Tre persone sono state arrestate nei giorni scorsi dai carabinieri del comando provinciale di Verona in esecuzione di altrettanti ordini di carcerazione emessi dall’autorità giudiziaria. I provvedimenti riguardano condanne definitive per reati diversi, con pene detentive di lunga durata.
Un uomo in manette a Zevio
Il primo arresto è avvenuto nelle prime ore della mattinata di ieri, 17 gennaio, a Zevio. I militari del Nucleo investigativo dei carabinieri di Verona hanno rintracciato un cittadino rumeno di 52 anni. L’uomo deve scontare una pena di 3 anni e 3 mesi di reclusione per maltrattamenti e lesioni aggravate ai danni di familiari conviventi, commessi a Lavagno tra il 2006 e il novembre 2019.

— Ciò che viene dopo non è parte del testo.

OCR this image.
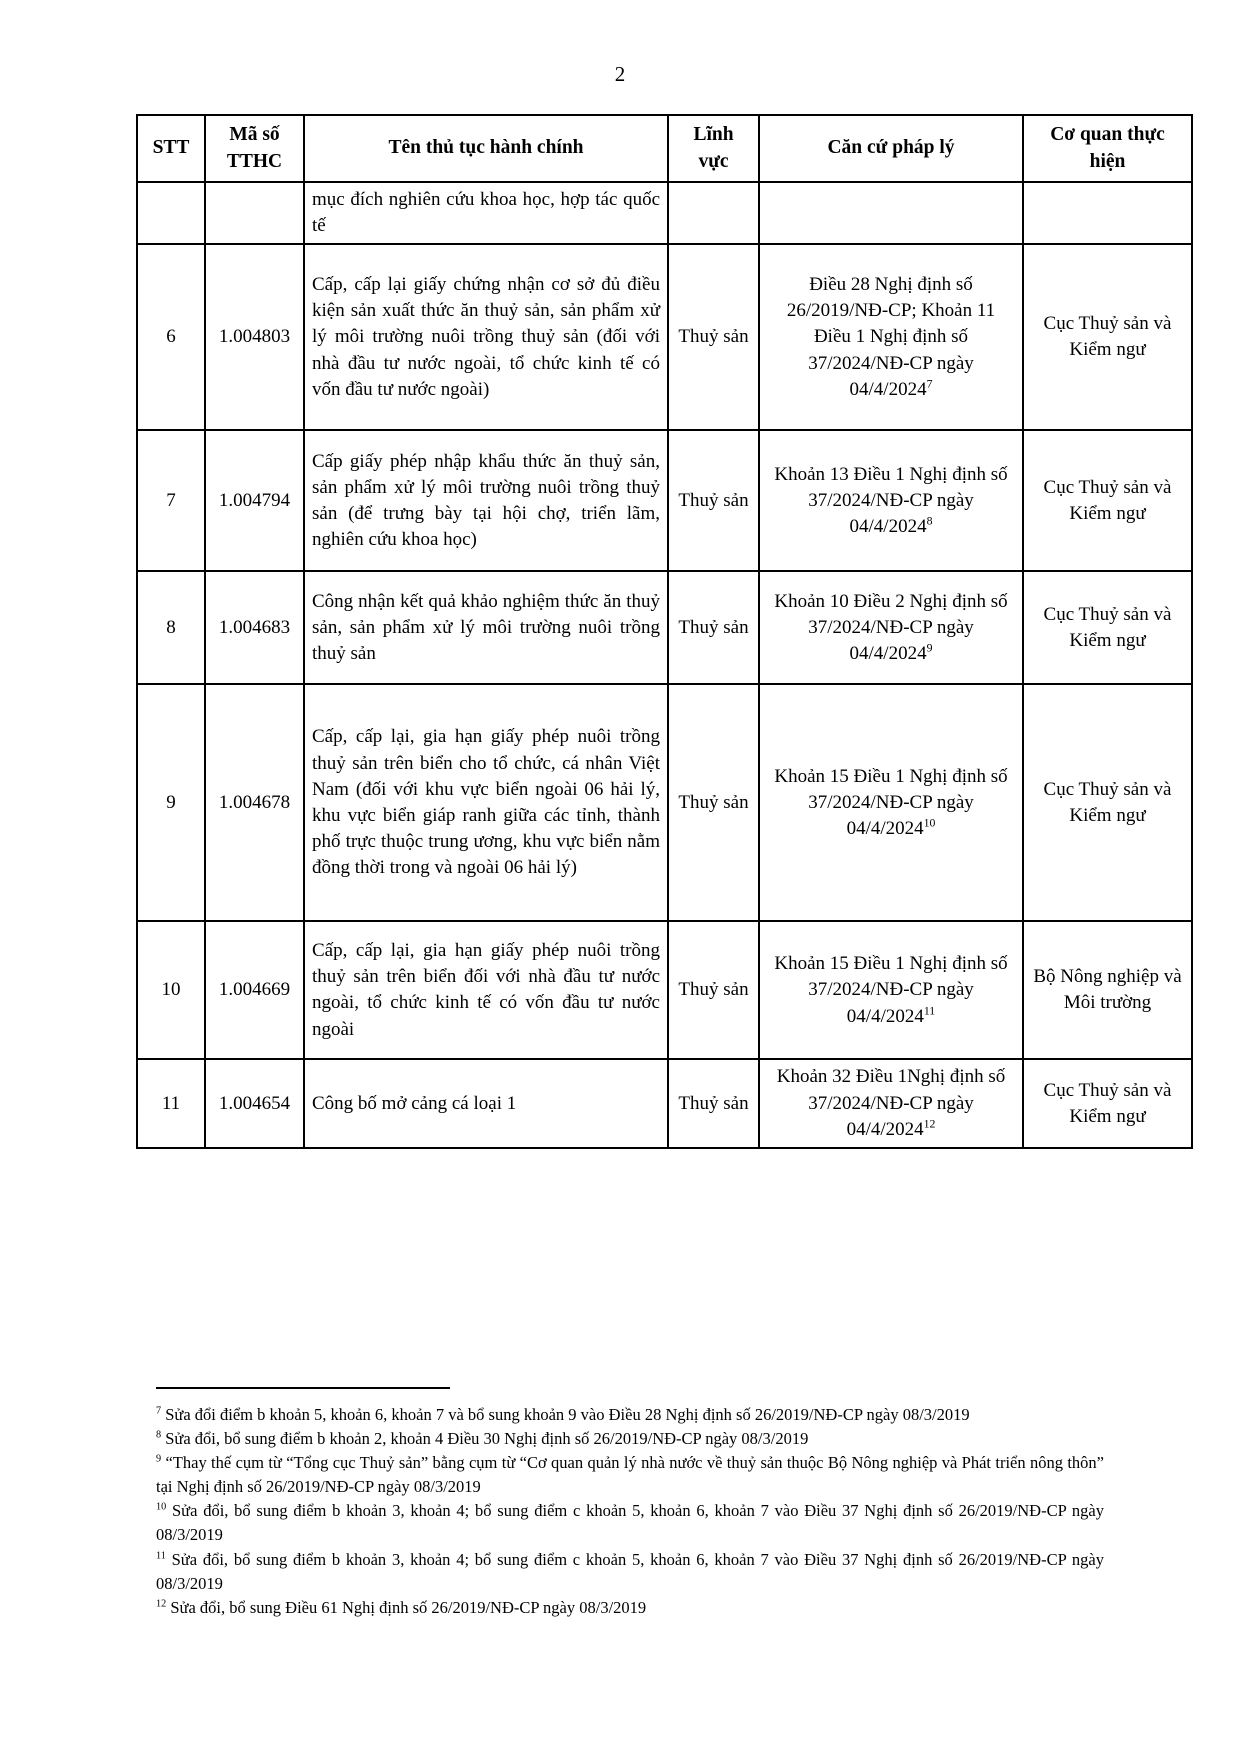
2
STT	Mã số TTHC	Tên thủ tục hành chính	Lĩnh vực	Căn cứ pháp lý	Cơ quan thực hiện
		mục đích nghiên cứu khoa học, hợp tác quốc tế			
6	1.004803	Cấp, cấp lại giấy chứng nhận cơ sở đủ điều kiện sản xuất thức ăn thuỷ sản, sản phẩm xử lý môi trường nuôi trồng thuỷ sản (đối với nhà đầu tư nước ngoài, tổ chức kinh tế có vốn đầu tư nước ngoài)	Thuỷ sản	Điều 28 Nghị định số 26/2019/NĐ-CP; Khoản 11 Điều 1 Nghị định số 37/2024/NĐ-CP ngày 04/4/2024$^7$	Cục Thuỷ sản và Kiểm ngư
7	1.004794	Cấp giấy phép nhập khẩu thức ăn thuỷ sản, sản phẩm xử lý môi trường nuôi trồng thuỷ sản (để trưng bày tại hội chợ, triển lãm, nghiên cứu khoa học)	Thuỷ sản	Khoản 13 Điều 1 Nghị định số 37/2024/NĐ-CP ngày 04/4/2024$^8$	Cục Thuỷ sản và Kiểm ngư
8	1.004683	Công nhận kết quả khảo nghiệm thức ăn thuỷ sản, sản phẩm xử lý môi trường nuôi trồng thuỷ sản	Thuỷ sản	Khoản 10 Điều 2 Nghị định số 37/2024/NĐ-CP ngày 04/4/2024$^9$	Cục Thuỷ sản và Kiểm ngư
9	1.004678	Cấp, cấp lại, gia hạn giấy phép nuôi trồng thuỷ sản trên biển cho tổ chức, cá nhân Việt Nam (đối với khu vực biển ngoài 06 hải lý, khu vực biển giáp ranh giữa các tỉnh, thành phố trực thuộc trung ương, khu vực biển nằm đồng thời trong và ngoài 06 hải lý)	Thuỷ sản	Khoản 15 Điều 1 Nghị định số 37/2024/NĐ-CP ngày 04/4/2024$^{10}$	Cục Thuỷ sản và Kiểm ngư
10	1.004669	Cấp, cấp lại, gia hạn giấy phép nuôi trồng thuỷ sản trên biển đối với nhà đầu tư nước ngoài, tổ chức kinh tế có vốn đầu tư nước ngoài	Thuỷ sản	Khoản 15 Điều 1 Nghị định số 37/2024/NĐ-CP ngày 04/4/2024$^{11}$	Bộ Nông nghiệp và Môi trường
11	1.004654	Công bố mở cảng cá loại 1	Thuỷ sản	Khoản 32 Điều 1Nghị định số 37/2024/NĐ-CP ngày 04/4/2024$^{12}$	Cục Thuỷ sản và Kiểm ngư
$^7$ Sửa đổi điểm b khoản 5, khoản 6, khoản 7 và bổ sung khoản 9 vào Điều 28 Nghị định số 26/2019/NĐ-CP ngày 08/3/2019
$^8$ Sửa đổi, bổ sung điểm b khoản 2, khoản 4 Điều 30 Nghị định số 26/2019/NĐ-CP ngày 08/3/2019
$^9$ “Thay thế cụm từ “Tổng cục Thuỷ sản” bằng cụm từ “Cơ quan quản lý nhà nước về thuỷ sản thuộc Bộ Nông nghiệp và Phát triển nông thôn” tại Nghị định số 26/2019/NĐ-CP ngày 08/3/2019
$^{10}$ Sửa đổi, bổ sung điểm b khoản 3, khoản 4; bổ sung điểm c khoản 5, khoản 6, khoản 7 vào Điều 37 Nghị định số 26/2019/NĐ-CP ngày 08/3/2019
$^{11}$ Sửa đổi, bổ sung điểm b khoản 3, khoản 4; bổ sung điểm c khoản 5, khoản 6, khoản 7 vào Điều 37 Nghị định số 26/2019/NĐ-CP ngày 08/3/2019
$^{12}$ Sửa đổi, bổ sung Điều 61 Nghị định số 26/2019/NĐ-CP ngày 08/3/2019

L’arresto a San Martino Buon Albergo
Sempre nella mattinata del 17 gennaio, i carabinieri di San Martino Buon Albergo hanno arrestato un cittadino albanese di 51 anni, già noto alle forze dell’ordine. L’uomo deve espiare una pena residua di 7 anni, 7 mesi e 25 giorni di reclusione per detenzione ai fini di spaccio di sostanze stupefacenti, reati commessi a Verona nel febbraio 2023 e a San Martino Buon Albergo tra il gennaio 2015 e il dicembre 2017.
In carcere un uomo residente a Pescantina
Il terzo arresto è stato eseguito nella notte del 17 gennaio a Pescantina. In questo caso si tratta di un cittadino tunisino di 56 anni, senza fissa dimora e già noto alle forze dell’ordine. L’uomo deve scontare una pena residua di 2 anni, 5 mesi e 10 giorni di reclusione, oltre al pagamento di una multa di 14 mila euro, per un danneggiamento aggravato commesso a Verona nell’agosto 2017.
Al termine delle formalità di rito, tutti e tre gli arrestati sono stati trasferiti nel carcere di Verona Montorio, a disposizione delle autorità giudiziarie competenti.